Before installing the tool, the following dependencies need to be available on the machine issue the backup and recovery commands.

Kubectl

gcloud components install kubectl

Python build dependencies

sudo apt-get install build-essential autoconf libtool pkg-config python3.7-dev libpq-dev

Postgres Client

wget --quiet -O - https://www.postgresql.org/media/keys/ACCC4CF8.asc | sudo apt-key add -
echo "deb http://apt.postgresql.org/pub/repos/apt/ `lsb_release -cs`-pgdg main" |sudo tee  /etc/apt/sources.list.d/pgdg.list
sudo apt-get update
sudo apt-get install -y postgresql-client-13

Note: You will need to make sure that the postgres client installed on the machine is the same version as that of the Postgres CloudSQL instance running. Make sure to specify the version as per the example above.

Install Python dependencies

pip3 install --upgrade pip
python3 -m pip install --upgrade setuptools
pip3 install -r requirements.txt

Usage

Airflow DAG runs

Before applying a backup or a restore on a given Airflow environment, please make sure all DAGs are turned off and not running or scheduled to run while the backup operation is taking place.

Airflow versions and backups

Restore operations need to happen on composer environments with exactly the same Airflow version. This limitation is mainly due to the fact that, even with minor Airflow versions there can be differences in the DB schema.

Contributing to this tool

PRs related to adding features or fixing bugs for this tool are welcome and should follow the guidelines of the parent / host repository this tool is part of. At a minimum, all code contributed should be formatted to follow the Google python style guide for open source projects. The below checks can be run to ensure that along with the .pylintcr file included in this project.

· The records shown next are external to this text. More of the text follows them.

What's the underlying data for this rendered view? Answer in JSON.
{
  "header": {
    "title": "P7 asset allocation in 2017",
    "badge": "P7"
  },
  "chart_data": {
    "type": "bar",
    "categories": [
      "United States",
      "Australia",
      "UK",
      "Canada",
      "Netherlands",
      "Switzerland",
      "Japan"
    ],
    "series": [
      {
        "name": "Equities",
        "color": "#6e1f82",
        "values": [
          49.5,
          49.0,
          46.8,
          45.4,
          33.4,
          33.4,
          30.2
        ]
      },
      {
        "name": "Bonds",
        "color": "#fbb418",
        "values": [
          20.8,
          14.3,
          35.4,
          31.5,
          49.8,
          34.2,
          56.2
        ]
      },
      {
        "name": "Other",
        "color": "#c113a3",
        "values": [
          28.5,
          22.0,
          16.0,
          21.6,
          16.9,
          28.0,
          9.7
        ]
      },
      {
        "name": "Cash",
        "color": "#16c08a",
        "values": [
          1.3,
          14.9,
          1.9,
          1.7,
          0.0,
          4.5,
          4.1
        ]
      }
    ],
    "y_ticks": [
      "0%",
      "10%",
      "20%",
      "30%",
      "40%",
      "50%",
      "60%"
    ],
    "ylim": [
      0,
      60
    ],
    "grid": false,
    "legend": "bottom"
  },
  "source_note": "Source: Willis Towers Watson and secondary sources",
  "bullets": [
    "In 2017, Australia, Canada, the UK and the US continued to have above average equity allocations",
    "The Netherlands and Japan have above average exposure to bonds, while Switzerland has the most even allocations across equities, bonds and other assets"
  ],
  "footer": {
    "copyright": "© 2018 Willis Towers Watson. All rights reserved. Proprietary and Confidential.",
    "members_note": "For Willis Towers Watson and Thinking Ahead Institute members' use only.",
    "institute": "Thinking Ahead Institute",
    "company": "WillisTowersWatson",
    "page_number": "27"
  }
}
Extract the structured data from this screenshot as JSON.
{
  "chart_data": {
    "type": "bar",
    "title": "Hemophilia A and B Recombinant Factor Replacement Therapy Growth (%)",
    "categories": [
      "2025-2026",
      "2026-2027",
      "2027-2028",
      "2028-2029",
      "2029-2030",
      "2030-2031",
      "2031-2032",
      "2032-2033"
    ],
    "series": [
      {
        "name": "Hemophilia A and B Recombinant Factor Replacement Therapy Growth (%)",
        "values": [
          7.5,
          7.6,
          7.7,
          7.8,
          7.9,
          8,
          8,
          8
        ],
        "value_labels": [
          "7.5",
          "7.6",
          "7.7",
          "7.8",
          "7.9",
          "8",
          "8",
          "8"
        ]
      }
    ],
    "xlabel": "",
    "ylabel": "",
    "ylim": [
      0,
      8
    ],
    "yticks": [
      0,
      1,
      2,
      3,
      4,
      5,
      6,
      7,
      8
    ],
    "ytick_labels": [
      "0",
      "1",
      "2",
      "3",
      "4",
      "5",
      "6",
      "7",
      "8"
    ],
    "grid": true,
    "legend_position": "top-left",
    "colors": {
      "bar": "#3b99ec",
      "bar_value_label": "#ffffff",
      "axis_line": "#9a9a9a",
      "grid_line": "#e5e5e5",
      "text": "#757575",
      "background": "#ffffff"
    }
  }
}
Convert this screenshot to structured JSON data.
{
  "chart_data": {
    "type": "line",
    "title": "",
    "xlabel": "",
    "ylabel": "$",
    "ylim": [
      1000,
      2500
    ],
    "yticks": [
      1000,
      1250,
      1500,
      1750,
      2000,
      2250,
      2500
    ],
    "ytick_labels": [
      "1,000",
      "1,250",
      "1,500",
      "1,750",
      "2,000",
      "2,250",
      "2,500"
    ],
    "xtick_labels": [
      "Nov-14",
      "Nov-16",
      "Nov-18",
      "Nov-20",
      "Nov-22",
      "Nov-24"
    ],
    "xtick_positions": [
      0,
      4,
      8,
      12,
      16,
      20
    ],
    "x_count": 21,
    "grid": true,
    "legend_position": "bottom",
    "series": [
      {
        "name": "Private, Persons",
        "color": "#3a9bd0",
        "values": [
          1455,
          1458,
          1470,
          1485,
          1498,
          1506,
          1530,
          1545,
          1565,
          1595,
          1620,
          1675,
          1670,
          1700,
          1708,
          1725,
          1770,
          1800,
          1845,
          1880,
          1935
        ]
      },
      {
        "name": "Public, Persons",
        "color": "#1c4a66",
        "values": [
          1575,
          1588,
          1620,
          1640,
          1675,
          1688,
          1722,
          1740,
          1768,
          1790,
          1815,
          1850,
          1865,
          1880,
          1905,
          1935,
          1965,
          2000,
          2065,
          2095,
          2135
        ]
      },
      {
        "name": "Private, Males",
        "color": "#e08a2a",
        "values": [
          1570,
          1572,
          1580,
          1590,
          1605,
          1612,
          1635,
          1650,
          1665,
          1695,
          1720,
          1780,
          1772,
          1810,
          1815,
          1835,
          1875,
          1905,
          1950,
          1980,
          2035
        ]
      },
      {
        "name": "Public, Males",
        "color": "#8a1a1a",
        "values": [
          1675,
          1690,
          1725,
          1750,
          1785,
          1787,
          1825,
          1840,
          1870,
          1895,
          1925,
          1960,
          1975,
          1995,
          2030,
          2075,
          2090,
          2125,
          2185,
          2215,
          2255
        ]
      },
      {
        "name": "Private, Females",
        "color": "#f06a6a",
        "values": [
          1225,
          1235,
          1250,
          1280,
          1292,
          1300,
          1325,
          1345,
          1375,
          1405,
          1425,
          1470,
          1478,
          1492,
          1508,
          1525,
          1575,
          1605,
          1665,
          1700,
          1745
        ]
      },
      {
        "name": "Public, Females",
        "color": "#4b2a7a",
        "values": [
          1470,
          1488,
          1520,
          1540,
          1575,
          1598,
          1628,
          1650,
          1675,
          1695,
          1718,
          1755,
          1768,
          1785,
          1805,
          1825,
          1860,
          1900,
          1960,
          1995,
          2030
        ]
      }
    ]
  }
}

flake8 --exclude=.git,__pycache__,.env,env --select=E9,F,C
pylint composer_br/*

# Optional auto formatting
python3 -m yapf -i -r --style="google" composer_clone/*

License

Apache 2.0

Disclaimer

This project is not an official Google project. It is not supported by Google and Google specifically disclaims all warranties as to its quality, merchantability, or fitness for a particular purpose.